Veröffentlicht am 22.09.2008 in Ortsverein

Pressemitteilung der SPD Hohen Neuendorf
„Es bleibt die Erkenntnis, dass beim Ausbau der innerstädtischen Straßen eine ausgewogene Balance zwischen Anliegerinteressen und Verbesserung der Infrastruktur gefunden werden muss!“, stellte SPD-Spitzenkandidatin Inka Gossmann-Reetz nach Abschluss der Fahrradtour fest. „Wir müssen die Sorgen und Nöte der Bürgerinnen und
Bürger endlich ernst nehmen. Dazu brauchen wir mehr Bürgerbeteiligung.“

Bei ihrer Fahrt durch die Stadtteile von Hohen Neuendorf konnten die Teilnehmer viele neue Einblicke in die Stadtgeschichte und interessante Informationen zu den aktuellen Problemen in der Stadt gewinnen.
Gerd Solik, der die Radtour leitete, informierte z. B. über nicht realisierte
Stadtentwicklungsplanungen am Südrand Hohen Neuendorfs aus der Zeit vor dem zweiten Weltkrieg, deren Spuren aber zum Teil noch heute zu erkennen sind. Die zugrunde liegende Konzeptionen können auch für künftige Generationen bei innerstädtischen Planungen
äußerst wertvoll sein.

Fragen der Wirtschaftsförderung und die Lage des gastronomischen Gewerbes in der Stadt standen bei der ersten Rast in der Gaststätte "Zum Damhirsch" in Bergfelde im Mittelpunkt. Dabei bewegte die Teilnehmer der Tour die Frage, wie die Attraktivität der Stadt und ihrer Stadtteile auch für auswärtige Besucher erhöht werden kann.

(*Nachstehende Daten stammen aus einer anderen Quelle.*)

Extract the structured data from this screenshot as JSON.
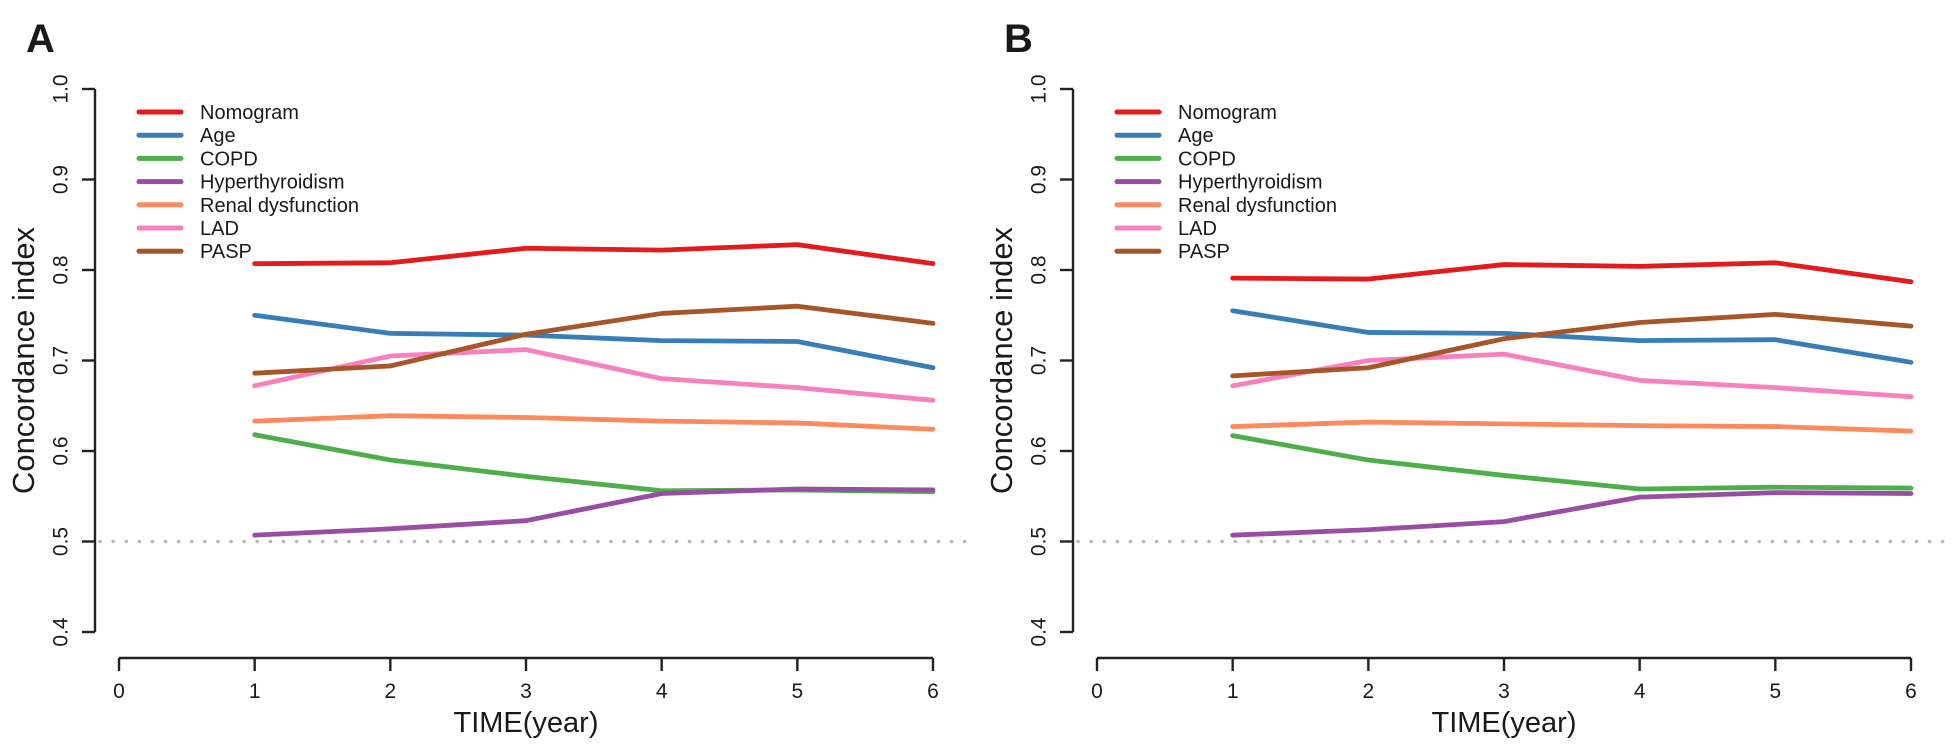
{
  "figure": {
    "background": "#ffffff",
    "axis_color": "#222222",
    "text_color": "#1a1a1a"
  },
  "chart_data": [
    {
      "type": "line",
      "panel_label": "A",
      "xlabel": "TIME(year)",
      "ylabel": "Concordance index",
      "xlim": [
        0,
        6
      ],
      "ylim": [
        0.4,
        1.0
      ],
      "xticks": [
        0,
        1,
        2,
        3,
        4,
        5,
        6
      ],
      "xtick_labels": [
        "0",
        "1",
        "2",
        "3",
        "4",
        "5",
        "6"
      ],
      "yticks": [
        0.4,
        0.5,
        0.6,
        0.7,
        0.8,
        0.9,
        1.0
      ],
      "ytick_labels": [
        "0.4",
        "0.5",
        "0.6",
        "0.7",
        "0.8",
        "0.9",
        "1.0"
      ],
      "grid": false,
      "legend_position": "top-left",
      "reference_line": {
        "y": 0.5,
        "style": "dotted",
        "color": "#b9b9b9"
      },
      "x": [
        1,
        2,
        3,
        4,
        5,
        6
      ],
      "series": [
        {
          "name": "Nomogram",
          "color": "#e41a1c",
          "values": [
            0.807,
            0.808,
            0.824,
            0.822,
            0.828,
            0.807
          ]
        },
        {
          "name": "Age",
          "color": "#377eb8",
          "values": [
            0.75,
            0.73,
            0.728,
            0.722,
            0.721,
            0.692
          ]
        },
        {
          "name": "COPD",
          "color": "#4daf4a",
          "values": [
            0.618,
            0.59,
            0.572,
            0.556,
            0.557,
            0.555
          ]
        },
        {
          "name": "Hyperthyroidism",
          "color": "#984ea3",
          "values": [
            0.507,
            0.514,
            0.523,
            0.553,
            0.558,
            0.557
          ]
        },
        {
          "name": "Renal dysfunction",
          "color": "#fc8a5e",
          "values": [
            0.633,
            0.639,
            0.637,
            0.633,
            0.631,
            0.624
          ]
        },
        {
          "name": "LAD",
          "color": "#f781bf",
          "values": [
            0.672,
            0.705,
            0.712,
            0.68,
            0.67,
            0.656
          ]
        },
        {
          "name": "PASP",
          "color": "#a65628",
          "values": [
            0.686,
            0.694,
            0.729,
            0.752,
            0.76,
            0.741
          ]
        }
      ]
    },
    {
      "type": "line",
      "panel_label": "B",
      "xlabel": "TIME(year)",
      "ylabel": "Concordance index",
      "xlim": [
        0,
        6
      ],
      "ylim": [
        0.4,
        1.0
      ],
      "xticks": [
        0,
        1,
        2,
        3,
        4,
        5,
        6
      ],
      "xtick_labels": [
        "0",
        "1",
        "2",
        "3",
        "4",
        "5",
        "6"
      ],
      "yticks": [
        0.4,
        0.5,
        0.6,
        0.7,
        0.8,
        0.9,
        1.0
      ],
      "ytick_labels": [
        "0.4",
        "0.5",
        "0.6",
        "0.7",
        "0.8",
        "0.9",
        "1.0"
      ],
      "grid": false,
      "legend_position": "top-left",
      "reference_line": {
        "y": 0.5,
        "style": "dotted",
        "color": "#b9b9b9"
      },
      "x": [
        1,
        2,
        3,
        4,
        5,
        6
      ],
      "series": [
        {
          "name": "Nomogram",
          "color": "#e41a1c",
          "values": [
            0.791,
            0.79,
            0.806,
            0.804,
            0.808,
            0.787
          ]
        },
        {
          "name": "Age",
          "color": "#377eb8",
          "values": [
            0.755,
            0.731,
            0.73,
            0.722,
            0.723,
            0.698
          ]
        },
        {
          "name": "COPD",
          "color": "#4daf4a",
          "values": [
            0.617,
            0.59,
            0.573,
            0.558,
            0.56,
            0.559
          ]
        },
        {
          "name": "Hyperthyroidism",
          "color": "#984ea3",
          "values": [
            0.507,
            0.513,
            0.522,
            0.549,
            0.554,
            0.553
          ]
        },
        {
          "name": "Renal dysfunction",
          "color": "#fc8a5e",
          "values": [
            0.627,
            0.632,
            0.63,
            0.628,
            0.627,
            0.622
          ]
        },
        {
          "name": "LAD",
          "color": "#f781bf",
          "values": [
            0.672,
            0.7,
            0.707,
            0.678,
            0.67,
            0.66
          ]
        },
        {
          "name": "PASP",
          "color": "#a65628",
          "values": [
            0.683,
            0.692,
            0.724,
            0.742,
            0.751,
            0.738
          ]
        }
      ]
    }
  ]
}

Auf ihrem weiteren Weg nahmen sie die unbefriedigende Situation am Sportplatz in Bergfelde in Augenschein. Am Gelände für den geplanten Hortneubau ließen sie sich über die aktuellen Streitpunkte unterrichten, die zum Baustopp führten.

In Birkenwerder unterbrachen die Teilnehmer ihre Fahrt um sich einen Eindruck von dem dortigen nach einem Brand von den Jugendlichen selbst wieder hergerichteten Jugendzentrum zu verschaffen. Dabei wurden Vergleiche zur Situation im und um das Hohen Neuendorfer Jugendzentrum im Wasserwerk gezogen. Die Teilnehmer kamen zu dem Ergebnis, dass die derzeitigen Verhältnisse nicht zufrieden stellend seien. Auf die künftigen Stadtverordneten komme die Aufgabe zu, sich der nicht zu übersehenden Probleme anzunehmen. Von einzelnen Gesprächsteilnehmern wurde auch die Frage gestellt, ob der jetzige Betreiber seiner Aufgabe gerecht werde oder nicht eine neue Konzeption notwendig sei.